You Can Now Buy a Lamborghini Urus 2-Door Coupe But It Might Hurt Your Eyes
Mansory is a German tuner known for its outrageous transformations of expensive cars for high-end clients. They all have a certain Mansory look that either endears or repels those that see them. Such will surely be the case with its latest, a Lamborghini Urus SUV turned into a two-door coupe. The only problem is you have to take all of the other over-the-top modifications that go with it.
How did Mansory change the Lamborghini Urus SUV?
One of Lamborghini’s most successful vehicles of late is the four-door Urus SUV. But two doors are at the heart of the Lamborghini brand. So turning a four-door into a two-door coupe isn’t as far-fetched as it might sound, though it is a substantial undertaking. Kudos to Mansory for that. It christened the project Venatus Coupé EVO C. We won’t ask about A or B.
To achieve this flamboyant unicorn, Mansory had to move the B-pillars rearward eight inches. From there, longer doors were fabb’d, as well as longer quarter panels. So far, so good. But then the Mansory look comes in, and this is where it falls into a love-it-or-hate-it Twilight Zone.

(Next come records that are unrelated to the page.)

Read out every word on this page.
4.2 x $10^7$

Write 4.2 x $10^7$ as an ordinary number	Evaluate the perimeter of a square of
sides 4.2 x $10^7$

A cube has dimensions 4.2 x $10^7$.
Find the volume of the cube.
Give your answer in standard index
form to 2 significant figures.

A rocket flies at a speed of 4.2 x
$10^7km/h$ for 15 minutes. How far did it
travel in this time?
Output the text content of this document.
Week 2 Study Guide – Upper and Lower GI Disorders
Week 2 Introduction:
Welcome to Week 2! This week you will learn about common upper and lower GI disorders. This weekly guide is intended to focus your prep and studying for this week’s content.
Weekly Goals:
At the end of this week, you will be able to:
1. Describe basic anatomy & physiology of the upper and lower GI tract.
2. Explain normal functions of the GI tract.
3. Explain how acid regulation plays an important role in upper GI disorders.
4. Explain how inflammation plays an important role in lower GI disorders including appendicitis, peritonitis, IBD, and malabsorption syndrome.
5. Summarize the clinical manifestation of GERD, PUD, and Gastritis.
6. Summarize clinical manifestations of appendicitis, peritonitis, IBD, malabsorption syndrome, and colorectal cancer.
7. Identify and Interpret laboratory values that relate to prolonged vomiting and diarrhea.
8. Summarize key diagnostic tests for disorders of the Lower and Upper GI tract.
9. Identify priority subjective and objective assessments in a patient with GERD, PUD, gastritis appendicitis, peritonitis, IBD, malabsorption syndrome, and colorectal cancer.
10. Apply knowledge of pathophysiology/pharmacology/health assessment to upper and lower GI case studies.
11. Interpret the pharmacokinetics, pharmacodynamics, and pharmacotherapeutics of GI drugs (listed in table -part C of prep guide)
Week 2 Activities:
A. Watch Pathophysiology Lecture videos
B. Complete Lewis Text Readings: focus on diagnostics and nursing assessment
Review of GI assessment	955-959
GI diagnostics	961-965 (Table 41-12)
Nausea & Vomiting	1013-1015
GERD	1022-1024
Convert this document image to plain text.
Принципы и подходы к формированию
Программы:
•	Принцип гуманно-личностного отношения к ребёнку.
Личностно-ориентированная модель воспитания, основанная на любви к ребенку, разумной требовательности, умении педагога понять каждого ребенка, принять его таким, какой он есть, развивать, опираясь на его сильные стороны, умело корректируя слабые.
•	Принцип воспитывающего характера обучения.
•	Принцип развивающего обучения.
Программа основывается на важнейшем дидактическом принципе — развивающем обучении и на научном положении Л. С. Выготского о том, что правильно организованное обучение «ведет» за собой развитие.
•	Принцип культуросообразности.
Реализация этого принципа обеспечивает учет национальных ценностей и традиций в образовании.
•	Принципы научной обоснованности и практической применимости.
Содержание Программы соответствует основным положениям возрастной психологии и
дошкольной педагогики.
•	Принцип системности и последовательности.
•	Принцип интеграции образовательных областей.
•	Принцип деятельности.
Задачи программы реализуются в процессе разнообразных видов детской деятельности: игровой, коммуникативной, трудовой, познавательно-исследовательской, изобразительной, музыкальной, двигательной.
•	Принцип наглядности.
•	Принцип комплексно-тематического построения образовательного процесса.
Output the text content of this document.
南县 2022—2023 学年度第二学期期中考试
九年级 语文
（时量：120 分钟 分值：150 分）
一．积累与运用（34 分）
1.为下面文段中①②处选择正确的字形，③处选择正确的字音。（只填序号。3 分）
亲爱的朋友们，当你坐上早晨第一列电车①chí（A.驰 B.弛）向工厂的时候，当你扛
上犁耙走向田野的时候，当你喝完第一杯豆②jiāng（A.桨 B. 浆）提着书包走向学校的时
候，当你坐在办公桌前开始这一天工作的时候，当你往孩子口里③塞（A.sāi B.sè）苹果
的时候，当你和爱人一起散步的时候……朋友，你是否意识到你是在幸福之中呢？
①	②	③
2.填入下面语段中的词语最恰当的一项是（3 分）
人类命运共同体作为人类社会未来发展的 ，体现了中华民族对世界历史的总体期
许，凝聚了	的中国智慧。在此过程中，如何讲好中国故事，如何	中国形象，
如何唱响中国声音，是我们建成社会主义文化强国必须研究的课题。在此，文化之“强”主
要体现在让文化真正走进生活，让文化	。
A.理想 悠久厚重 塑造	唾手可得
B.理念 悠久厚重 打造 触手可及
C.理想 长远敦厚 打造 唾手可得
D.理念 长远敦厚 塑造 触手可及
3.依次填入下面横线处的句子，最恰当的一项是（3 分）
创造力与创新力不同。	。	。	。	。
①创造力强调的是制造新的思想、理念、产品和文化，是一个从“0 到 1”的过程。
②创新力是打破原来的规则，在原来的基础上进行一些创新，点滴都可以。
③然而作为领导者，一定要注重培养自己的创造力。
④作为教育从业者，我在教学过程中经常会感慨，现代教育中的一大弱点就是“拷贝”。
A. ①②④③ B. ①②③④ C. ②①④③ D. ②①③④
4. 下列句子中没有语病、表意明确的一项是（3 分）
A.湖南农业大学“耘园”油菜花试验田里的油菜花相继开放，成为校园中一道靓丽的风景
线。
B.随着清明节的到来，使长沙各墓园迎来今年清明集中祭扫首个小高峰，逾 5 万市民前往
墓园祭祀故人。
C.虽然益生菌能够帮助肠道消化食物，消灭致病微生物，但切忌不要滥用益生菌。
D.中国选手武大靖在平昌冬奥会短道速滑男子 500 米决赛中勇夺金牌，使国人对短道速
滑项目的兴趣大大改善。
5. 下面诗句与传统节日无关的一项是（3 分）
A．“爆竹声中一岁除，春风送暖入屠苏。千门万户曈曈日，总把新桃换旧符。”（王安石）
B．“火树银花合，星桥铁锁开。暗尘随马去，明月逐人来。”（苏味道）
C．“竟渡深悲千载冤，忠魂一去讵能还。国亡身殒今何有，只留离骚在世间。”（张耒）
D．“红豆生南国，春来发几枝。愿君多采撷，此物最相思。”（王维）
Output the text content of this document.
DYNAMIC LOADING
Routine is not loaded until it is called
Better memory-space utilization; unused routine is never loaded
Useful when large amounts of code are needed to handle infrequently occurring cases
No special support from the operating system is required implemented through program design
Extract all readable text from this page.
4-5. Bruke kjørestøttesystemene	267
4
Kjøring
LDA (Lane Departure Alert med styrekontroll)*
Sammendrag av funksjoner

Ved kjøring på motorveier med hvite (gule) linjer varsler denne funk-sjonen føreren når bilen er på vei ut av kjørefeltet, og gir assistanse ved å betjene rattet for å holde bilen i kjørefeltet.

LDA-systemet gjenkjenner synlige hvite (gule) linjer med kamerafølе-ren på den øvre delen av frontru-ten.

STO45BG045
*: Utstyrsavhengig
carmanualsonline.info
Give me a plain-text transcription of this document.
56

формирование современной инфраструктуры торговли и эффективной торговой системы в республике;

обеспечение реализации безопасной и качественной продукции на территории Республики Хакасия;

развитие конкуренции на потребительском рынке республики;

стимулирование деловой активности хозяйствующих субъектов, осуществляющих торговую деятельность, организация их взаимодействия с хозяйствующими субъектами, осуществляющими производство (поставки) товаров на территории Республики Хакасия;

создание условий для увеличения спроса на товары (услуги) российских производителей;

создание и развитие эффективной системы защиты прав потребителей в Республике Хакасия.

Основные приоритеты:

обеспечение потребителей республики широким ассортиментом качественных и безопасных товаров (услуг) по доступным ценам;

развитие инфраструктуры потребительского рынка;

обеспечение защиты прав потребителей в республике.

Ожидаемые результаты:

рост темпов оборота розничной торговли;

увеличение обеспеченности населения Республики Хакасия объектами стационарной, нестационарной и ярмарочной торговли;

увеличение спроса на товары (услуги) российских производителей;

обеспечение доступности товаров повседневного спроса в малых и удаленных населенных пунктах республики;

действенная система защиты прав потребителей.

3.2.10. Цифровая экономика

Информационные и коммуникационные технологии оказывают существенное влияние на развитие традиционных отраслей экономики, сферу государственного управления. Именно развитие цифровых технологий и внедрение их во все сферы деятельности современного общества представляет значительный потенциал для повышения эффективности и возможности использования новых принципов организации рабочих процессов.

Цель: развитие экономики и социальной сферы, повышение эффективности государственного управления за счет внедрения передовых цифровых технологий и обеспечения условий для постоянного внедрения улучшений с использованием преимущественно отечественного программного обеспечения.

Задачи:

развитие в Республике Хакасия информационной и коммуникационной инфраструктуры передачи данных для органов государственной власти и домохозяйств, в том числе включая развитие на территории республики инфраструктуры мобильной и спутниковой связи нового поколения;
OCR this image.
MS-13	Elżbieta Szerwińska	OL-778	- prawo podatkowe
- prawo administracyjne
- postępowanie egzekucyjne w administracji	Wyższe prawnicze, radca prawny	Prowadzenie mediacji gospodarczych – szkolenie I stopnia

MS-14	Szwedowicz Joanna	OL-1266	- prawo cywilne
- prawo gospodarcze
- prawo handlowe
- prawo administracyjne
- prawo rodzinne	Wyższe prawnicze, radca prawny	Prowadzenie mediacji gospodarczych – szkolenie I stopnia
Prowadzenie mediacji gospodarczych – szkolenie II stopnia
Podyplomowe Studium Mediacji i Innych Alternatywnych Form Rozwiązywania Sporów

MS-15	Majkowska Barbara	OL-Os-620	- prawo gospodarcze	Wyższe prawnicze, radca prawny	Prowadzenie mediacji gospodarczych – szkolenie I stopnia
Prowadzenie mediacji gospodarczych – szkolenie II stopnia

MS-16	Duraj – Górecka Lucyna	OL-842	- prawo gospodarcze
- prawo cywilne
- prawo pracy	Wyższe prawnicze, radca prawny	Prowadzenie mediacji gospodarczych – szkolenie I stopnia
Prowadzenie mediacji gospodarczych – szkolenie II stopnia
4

Mansory added exclusive bumpers, a body kit, side skirts, and two rear spoilers because more is better. For much of this, there are conflicting vents, splitters, and sculptural elements begging the question, “Why?” Air intakes seem to be on every surface of the Coupé, for better or worse. The conversion meant the rear quarters to be wider, and the doors get a jet-like graphic. This theme repeats inside.
How much of the Lamborghini Urus interior was changed?
Once the exterior is completed, Mansory turned its focus on the cabin. The EVO C has a turquoise leather interior enhanced with additional ambient lighting. For better access to the rear seats, the fronts now fold forward. All of the seats have “Coupé” stitched into them, and the thresholds also display it.
The repeating jet graphic is evident throughout the inside, on the seat faces, doors, headliner lighting, seat back hard shells, and those leather floor mats. And curiously, the starter button now is prominently located in the headliner. A production Urus finds it mounted on the center console.
How many will be made and how much?
Where Mansory really excels is under the hood. The twin-turbo V8 now cranks out 900 hp and 811 lb-ft of torque. That beats a production Urus by plenty, which leaves the factory with 657 hp and 627 lb-ft of torque. Mansory says zero-to-62 times are 2.9 seconds, with a top speed of over 200 mph. All of that power transmits through an eight-speed automatic transmission.
Mansory will limit production of the Coupé to just eight copies. It says from ideation to completion took one and one-half years. Nothing about prices has been released, but it will go for well north of half-a-million dollars. For comparison, a base Urus starts at $230,000.